400 Main Street [NR*], Northern Texas Traction Company Office, c.1902; 1985; 1990. Northern Texas Traction Co., best known as the operator of the Interurban rail line between Fort Worth and Dallas, began its inter-city service on July 1, 1902. Hourly passenger service was offered from Main St. in Fort Worth, through Handley, Arlington, and Grand Prairie to Commerce St. in Dallas. This building, built about 1902, served as the Traction Co.’s main terminal, ticket office, and business office. The company also ran a number of Fort Worth’s street railway lines. Fort Worth Southern Traction Co., a division of N.T.T. Co. which ran Interurban service between Fort Worth and Cleburne, also officed here beginning in 1912. Basement level space was rented over the years to a variety of real estate agents, attorneys, and contractors.

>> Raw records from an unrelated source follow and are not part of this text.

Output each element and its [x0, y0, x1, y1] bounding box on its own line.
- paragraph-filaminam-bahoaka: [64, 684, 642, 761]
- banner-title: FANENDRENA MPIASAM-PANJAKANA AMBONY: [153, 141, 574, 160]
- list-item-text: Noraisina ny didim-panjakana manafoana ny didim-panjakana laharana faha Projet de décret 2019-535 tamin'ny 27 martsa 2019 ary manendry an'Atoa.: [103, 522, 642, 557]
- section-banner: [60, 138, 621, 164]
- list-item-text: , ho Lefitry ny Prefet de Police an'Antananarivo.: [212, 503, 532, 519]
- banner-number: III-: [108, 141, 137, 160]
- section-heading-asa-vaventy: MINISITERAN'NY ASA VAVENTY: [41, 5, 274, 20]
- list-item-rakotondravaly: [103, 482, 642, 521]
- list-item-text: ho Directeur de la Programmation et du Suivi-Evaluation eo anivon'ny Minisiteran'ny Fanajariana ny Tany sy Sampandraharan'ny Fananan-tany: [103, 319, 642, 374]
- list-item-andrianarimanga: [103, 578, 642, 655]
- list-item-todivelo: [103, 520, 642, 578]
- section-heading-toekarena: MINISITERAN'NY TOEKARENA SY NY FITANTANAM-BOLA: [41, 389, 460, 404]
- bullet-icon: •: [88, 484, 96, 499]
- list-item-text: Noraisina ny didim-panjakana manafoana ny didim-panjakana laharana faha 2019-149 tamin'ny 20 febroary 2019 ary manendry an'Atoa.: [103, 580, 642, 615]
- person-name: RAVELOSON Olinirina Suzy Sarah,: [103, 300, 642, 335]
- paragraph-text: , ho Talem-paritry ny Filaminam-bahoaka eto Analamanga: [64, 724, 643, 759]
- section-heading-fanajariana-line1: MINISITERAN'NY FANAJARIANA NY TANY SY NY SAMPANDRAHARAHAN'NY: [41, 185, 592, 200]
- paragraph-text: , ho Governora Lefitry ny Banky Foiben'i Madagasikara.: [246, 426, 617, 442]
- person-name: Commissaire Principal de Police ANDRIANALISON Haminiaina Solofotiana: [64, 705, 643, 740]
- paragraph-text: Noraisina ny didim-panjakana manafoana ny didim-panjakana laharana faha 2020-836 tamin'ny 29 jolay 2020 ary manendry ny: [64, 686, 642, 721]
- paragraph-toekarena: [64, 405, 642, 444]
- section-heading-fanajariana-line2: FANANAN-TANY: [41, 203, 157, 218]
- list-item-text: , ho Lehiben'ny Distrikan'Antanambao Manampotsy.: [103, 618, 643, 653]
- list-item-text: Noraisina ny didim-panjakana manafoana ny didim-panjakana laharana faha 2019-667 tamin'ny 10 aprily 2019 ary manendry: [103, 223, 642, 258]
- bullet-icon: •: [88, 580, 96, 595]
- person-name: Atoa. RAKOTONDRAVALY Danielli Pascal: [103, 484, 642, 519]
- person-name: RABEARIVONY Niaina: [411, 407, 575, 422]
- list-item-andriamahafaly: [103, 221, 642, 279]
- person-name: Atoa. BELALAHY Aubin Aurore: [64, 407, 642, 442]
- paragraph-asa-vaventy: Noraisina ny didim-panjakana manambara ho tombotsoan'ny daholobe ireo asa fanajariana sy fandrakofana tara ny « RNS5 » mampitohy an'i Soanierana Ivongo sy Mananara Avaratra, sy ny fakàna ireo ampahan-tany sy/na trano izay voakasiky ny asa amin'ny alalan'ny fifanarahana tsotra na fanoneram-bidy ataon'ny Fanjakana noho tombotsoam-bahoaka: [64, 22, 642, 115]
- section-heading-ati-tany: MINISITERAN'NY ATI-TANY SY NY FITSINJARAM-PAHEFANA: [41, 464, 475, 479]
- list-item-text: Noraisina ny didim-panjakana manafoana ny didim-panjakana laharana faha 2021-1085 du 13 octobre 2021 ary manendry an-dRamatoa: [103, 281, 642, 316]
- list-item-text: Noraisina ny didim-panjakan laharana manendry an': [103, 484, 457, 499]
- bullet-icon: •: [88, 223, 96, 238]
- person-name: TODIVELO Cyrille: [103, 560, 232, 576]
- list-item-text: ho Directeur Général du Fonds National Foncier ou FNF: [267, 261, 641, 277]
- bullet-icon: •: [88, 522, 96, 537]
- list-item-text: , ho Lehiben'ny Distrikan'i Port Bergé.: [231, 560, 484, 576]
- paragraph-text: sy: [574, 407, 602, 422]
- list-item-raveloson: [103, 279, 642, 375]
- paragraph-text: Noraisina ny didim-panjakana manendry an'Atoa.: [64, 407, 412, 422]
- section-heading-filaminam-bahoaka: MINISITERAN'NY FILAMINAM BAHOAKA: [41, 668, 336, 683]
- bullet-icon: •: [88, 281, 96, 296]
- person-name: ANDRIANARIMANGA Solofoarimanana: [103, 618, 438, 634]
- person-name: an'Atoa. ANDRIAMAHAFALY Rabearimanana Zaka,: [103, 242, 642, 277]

When the Sinclair Building (CBD 21) opened in 1930, N.T.T. Co. moved its offices down the street to the second floor of the new Moderne tower. By this time the heyday of the Interurban had passed, and busses were giving rail service stiff competition. On December 24, 1934, one of the Interurban’s “Crimson Limited” trains, its express service luxury service, made its last run. After the N.T.T. Co. left, the old office building and terminal became a candy factory. By the mid-1930s, it housed a title company, and by the mid-1940s the only other long-term tenant, the U.S. Sandwich Shop, was established here. Vacant for several years during the late 1970s, the building was eventually incorporated into the Sundance Square project. Standing alone on the northeast corner of a full-block parking lot, the small building seemed isolated and threatened.
In 1985 Sundance Square hired artist Richard Haas to design a mural and illusionistic trompe l’oeil facade for the roughly finished south and west sides of the building that would not have been visible when other structures stood next to it. The Chisholm Trail mural is now a Fort Worth landmark in its own right. The building’s storefront, which had been altered through the years, was also rebuilt at this time. Additional interior and exterior renovation work was done in 1990 by Abstract, general contractor, according to plans by architect Martin Growald. Distinguished by formal and decorative similarities to Chicago School architecture, the structure has piers with belted capitals, smaller pilasters flanking the windows on the second and third stories, and corbelled brick brackets supporting the stone parapet coping. The Northern Texas Traction Co. building appears to be eligible for the National Register, but further documentation is needed to assess its architectural integrity and identify the architect responsible for its design.